5. Leverage Information Retrieval/RAG: 5.1. Use RAG to provide the LLM with knowledge to improve output.
5.2. Ensure retrieved documents are relevant, dense, and detailed.
5.3. Utilize hybrid search methods combining keyword and embedding-based retrieval.
6. Workflow Optimization: 6.1. Decompose tasks into multi-step workflows for better accuracy.
6.2. Prioritize deterministic execution for reliability and predictability.
6.3. Use caching to save costs and reduce latency.
7. Evaluation and Monitoring: 7.1. Create assertion-based unit tests using real input/output samples.
7.2. Use LLM-as-Judge for pairwise comparisons to evaluate outputs.
7.3. Regularly review LLM inputs and outputs for new patterns or issues.
8. Address Hallucinations and Guardrails: 8.1. Combine prompt engineering with factual inconsistency guardrails.

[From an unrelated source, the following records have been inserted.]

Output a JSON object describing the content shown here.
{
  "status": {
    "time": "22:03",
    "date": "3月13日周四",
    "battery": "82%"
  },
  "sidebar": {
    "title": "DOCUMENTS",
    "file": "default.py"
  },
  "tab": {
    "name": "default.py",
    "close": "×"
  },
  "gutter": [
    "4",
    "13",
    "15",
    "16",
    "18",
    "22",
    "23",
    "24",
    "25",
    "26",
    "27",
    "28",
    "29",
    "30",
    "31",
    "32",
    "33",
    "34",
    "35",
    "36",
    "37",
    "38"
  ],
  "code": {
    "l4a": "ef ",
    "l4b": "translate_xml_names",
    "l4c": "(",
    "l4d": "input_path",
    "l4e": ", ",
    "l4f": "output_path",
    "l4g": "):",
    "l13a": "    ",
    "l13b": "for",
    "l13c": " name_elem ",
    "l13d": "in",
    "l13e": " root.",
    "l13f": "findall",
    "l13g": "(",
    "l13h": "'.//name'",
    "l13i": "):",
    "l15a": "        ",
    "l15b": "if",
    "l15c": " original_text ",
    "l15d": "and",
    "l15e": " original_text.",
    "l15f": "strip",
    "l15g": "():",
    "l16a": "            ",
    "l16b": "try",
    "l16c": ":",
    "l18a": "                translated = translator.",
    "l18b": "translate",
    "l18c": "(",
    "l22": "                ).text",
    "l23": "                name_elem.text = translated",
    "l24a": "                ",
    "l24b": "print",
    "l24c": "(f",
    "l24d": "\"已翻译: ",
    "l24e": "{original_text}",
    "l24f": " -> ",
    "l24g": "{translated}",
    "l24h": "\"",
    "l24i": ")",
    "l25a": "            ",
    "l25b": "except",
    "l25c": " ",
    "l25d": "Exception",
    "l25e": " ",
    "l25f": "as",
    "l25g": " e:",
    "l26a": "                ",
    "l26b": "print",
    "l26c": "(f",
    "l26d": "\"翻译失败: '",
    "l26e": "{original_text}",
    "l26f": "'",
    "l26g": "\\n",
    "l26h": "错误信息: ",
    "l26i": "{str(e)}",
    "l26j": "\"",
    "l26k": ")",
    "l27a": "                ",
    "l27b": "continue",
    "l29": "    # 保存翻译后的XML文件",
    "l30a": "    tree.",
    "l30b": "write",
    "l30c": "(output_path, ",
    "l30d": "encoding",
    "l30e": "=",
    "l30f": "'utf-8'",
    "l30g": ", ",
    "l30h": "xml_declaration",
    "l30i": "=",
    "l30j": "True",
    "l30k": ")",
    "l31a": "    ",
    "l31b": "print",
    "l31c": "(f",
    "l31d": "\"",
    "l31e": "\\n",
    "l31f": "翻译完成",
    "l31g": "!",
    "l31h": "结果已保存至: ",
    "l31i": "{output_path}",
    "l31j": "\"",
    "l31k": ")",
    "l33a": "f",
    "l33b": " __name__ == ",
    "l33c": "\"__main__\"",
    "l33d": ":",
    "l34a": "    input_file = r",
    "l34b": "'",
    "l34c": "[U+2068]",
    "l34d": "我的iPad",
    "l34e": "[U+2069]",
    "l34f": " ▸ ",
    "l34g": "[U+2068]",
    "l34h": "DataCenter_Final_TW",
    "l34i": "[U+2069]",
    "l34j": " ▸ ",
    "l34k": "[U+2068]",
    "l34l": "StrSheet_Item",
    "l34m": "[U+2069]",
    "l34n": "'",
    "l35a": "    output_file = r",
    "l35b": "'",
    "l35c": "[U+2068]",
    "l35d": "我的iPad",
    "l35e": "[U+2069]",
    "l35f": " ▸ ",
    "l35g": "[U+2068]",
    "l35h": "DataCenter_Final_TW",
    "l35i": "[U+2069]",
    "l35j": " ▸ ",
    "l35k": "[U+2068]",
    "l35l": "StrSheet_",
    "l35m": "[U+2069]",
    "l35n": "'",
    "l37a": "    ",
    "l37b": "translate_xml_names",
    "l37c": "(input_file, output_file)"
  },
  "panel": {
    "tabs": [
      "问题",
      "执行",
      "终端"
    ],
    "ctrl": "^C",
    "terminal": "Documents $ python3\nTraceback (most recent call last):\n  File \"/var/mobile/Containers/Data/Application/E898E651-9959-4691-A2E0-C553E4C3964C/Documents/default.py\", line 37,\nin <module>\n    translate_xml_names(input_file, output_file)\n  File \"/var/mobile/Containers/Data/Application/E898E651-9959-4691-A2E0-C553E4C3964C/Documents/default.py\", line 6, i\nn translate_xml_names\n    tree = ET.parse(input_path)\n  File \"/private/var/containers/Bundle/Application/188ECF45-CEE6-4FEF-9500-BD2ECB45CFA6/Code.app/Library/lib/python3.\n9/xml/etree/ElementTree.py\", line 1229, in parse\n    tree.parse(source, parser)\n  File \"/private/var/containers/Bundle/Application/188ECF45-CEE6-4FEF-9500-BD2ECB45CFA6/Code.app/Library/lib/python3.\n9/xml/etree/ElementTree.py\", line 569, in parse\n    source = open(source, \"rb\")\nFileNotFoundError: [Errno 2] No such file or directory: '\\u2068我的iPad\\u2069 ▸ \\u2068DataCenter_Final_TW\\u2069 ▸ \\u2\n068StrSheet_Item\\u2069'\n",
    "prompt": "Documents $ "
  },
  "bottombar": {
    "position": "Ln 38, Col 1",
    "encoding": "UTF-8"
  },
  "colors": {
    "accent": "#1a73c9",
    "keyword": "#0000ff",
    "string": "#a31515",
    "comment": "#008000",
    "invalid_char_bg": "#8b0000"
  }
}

8.2. Use content moderation APIs and PII detection packages to filter outputs.
9. Operational Practices: 9.1. Regularly check for development-prod data skew.
9.2. Ensure data logging and review input/output samples daily.
9.3. Pin specific model versions to maintain consistency and avoid unexpected changes.
10. Team and Roles: 10.1. Educate and empower all team members to use AI technology.
10.2. Include designers early in the process to improve user experience and reframe user needs.
10.3. Ensure the right progression of roles and hire based on the specific phase of the project.
11. Risk Management: 11.1. Calibrate risk tolerance based on the use case and audience.
11.2. Focus on internal applications first to manage risk and gain confidence before expanding to customer-facing use cases.Thanks a lot for this!